LIVRE événement, critique. ANTONIN DVORAK par Isabelle Werck (Bleu Nuit, janv 2020). Avec son aîné Bedrich Smetana, plus engagé sur la question identitaire et culturel tchèque, le Bohémien Antonín Dvorák (1841-1904), formé à Prague, est aussi la figure musicale de l’indépendance de la Tchéquie ; sa carrière se développe au moment où l’empire austro hongrois s’effrite et doit concéder des libertés spécifiques libérant la singularité identitaire des nations. 4 ans après la mort de Dvorak, l’empire de François Joseph n’existe plus, emporté par la première guerre mondiale. Le patriotisme de Dvorak reste modéré, ses œuvres s’inspirant indirectement du folklore national ; homme de synthèse, Dvorak sait atteindre le souffle de l’universel, y compris dans ses pièces nées de séjours à l’étranger, dont évidemment la Symphonie n°9 du « Nouveau Monde », prolongement de sa tournée aux USA de 4 ans. L’auteure rétablit le contexte géopolitique dans lequel Dvorak a forgé sa propre écriture ; une écriture féconde comprenant symphonies, musique de chambre, oratorio et musique concertante ; la question des opéras est traitée à part car elle est l’objet de ressentiments : Dvorak en a souffert ; désireux de percer dans le genre lyrique, il n’aura guère de succès qu’avec Russalka et sa fameuse « chanson à la lune », pure instant de poésie. Malgré un destin familial éprouvé, endeuillé, Dvorak s’affirme par sa loyauté, sa droiture; une écriture forte, généreuse, puissante et raffinée où la notion de folklore est recyclée avec génie et sensibilité. Aujourd’hui quelques rares chefs ont su comprendre le souffle comme la poésie de Dvorak, sa grandeur, le raffinement de son style comme la présence filigranée des motifs folkloriques : Michel Tabachnik, Karel Ancerl, Ferenc Fricsay, Leonard Bernstein, Jiri Belohlavek….

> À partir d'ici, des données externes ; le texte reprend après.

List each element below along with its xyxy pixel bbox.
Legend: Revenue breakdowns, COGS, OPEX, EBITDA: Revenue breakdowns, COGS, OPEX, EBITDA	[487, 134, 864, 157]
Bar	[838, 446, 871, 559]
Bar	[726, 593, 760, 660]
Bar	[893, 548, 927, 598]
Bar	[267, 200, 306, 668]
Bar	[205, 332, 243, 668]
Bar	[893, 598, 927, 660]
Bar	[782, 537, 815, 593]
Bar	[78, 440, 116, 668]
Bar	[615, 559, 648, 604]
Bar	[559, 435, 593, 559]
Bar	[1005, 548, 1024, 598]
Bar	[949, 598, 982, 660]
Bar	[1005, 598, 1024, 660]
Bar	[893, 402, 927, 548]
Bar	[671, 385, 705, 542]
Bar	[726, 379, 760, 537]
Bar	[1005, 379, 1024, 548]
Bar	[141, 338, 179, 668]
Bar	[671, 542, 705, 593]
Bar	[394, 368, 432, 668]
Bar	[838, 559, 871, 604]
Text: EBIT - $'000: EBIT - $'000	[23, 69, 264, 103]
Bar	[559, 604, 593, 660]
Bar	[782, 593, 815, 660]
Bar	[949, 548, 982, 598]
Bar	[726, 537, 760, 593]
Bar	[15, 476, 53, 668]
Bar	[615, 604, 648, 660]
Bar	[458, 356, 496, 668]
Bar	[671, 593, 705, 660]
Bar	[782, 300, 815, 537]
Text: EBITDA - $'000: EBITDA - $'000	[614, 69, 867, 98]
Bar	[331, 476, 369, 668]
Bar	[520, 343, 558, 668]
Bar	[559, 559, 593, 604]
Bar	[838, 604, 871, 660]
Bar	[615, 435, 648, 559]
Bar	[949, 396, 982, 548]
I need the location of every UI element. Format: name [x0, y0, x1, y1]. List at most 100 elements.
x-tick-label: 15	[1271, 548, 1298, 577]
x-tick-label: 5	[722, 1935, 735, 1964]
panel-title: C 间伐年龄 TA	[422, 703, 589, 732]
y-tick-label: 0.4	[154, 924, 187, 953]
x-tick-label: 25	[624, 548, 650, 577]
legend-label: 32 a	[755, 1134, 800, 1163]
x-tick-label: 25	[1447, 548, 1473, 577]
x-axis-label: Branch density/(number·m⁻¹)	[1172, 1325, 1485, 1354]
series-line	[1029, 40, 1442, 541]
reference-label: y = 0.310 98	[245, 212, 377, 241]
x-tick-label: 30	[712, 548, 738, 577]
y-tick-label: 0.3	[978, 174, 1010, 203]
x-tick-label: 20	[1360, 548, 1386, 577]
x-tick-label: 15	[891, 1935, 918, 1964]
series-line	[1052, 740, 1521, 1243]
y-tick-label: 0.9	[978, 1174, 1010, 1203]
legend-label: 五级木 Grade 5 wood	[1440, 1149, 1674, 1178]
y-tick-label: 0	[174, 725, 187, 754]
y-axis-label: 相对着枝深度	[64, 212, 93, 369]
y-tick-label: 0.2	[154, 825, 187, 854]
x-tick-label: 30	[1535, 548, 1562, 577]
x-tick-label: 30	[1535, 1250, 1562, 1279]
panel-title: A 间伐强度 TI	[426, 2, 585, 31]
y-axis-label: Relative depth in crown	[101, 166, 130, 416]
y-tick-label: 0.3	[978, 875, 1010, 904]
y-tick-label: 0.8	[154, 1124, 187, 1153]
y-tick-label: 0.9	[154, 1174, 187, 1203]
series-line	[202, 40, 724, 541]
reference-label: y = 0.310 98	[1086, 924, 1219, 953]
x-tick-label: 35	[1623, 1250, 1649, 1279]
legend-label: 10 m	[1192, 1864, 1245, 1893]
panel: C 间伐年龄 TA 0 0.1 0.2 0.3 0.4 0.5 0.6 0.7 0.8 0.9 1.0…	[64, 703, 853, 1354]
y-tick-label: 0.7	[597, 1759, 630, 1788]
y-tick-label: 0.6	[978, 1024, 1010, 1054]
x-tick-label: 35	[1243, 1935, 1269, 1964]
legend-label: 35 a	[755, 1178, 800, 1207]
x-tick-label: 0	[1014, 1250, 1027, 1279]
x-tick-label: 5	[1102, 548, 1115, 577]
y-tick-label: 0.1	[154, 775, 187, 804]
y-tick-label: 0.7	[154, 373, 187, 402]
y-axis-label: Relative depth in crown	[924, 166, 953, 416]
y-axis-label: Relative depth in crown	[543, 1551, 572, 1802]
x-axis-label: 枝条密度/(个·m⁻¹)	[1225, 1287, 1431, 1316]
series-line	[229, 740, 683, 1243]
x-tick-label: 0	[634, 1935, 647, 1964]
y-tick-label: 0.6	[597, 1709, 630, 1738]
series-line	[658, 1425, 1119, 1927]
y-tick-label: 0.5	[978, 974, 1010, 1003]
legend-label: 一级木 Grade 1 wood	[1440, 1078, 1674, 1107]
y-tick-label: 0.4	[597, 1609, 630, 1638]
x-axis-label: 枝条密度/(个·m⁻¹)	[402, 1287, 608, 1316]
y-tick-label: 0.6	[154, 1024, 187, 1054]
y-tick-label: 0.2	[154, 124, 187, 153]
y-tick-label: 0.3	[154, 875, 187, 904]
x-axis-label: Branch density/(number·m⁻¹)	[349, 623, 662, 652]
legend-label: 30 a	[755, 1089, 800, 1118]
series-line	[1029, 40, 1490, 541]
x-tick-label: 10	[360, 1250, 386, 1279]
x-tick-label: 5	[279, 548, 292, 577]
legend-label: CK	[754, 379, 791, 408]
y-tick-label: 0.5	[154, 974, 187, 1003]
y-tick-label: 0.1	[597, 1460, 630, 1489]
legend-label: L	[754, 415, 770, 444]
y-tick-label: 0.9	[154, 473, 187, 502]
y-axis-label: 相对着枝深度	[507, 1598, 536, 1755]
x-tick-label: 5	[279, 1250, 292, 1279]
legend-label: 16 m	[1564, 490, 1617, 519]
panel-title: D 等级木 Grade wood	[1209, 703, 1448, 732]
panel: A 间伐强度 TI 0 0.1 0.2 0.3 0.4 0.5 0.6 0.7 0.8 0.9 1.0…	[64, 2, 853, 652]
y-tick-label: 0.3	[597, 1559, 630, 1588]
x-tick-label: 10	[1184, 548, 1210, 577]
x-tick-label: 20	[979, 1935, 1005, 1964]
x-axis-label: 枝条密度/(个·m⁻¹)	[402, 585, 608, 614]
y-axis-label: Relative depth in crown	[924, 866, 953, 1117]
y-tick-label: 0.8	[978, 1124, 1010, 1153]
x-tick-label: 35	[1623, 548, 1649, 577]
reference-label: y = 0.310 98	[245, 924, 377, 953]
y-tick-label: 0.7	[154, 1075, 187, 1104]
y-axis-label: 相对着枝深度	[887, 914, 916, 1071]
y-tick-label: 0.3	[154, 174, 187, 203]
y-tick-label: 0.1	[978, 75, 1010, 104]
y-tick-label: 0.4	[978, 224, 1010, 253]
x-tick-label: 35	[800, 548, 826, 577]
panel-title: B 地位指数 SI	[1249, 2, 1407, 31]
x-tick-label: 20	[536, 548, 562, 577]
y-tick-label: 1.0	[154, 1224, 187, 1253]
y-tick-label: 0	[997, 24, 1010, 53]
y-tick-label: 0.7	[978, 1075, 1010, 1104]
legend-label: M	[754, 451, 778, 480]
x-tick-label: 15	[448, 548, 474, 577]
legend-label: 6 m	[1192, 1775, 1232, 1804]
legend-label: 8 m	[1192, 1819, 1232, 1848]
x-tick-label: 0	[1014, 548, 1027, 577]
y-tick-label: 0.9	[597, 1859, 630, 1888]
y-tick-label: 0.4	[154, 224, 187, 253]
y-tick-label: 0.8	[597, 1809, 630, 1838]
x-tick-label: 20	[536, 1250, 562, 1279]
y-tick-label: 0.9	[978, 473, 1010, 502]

Le texte très bien documenté sur le contexte politique souligne combien la notion d’identité est profonde et puissante voire inspiratrice dans l’œuvre de Dvorak. Il est né en Bohème (province qui forme avec la Moravie, la Tchéquie, où l’on parle le tchèque et non le slovaque), où l’allemand est supporté voire détesté car depuis plus d’un siècle au moment où naît Antonin Dvorak, en 1841, la Moravie et Bohème sont sous tutelle de l’Empire autrichien.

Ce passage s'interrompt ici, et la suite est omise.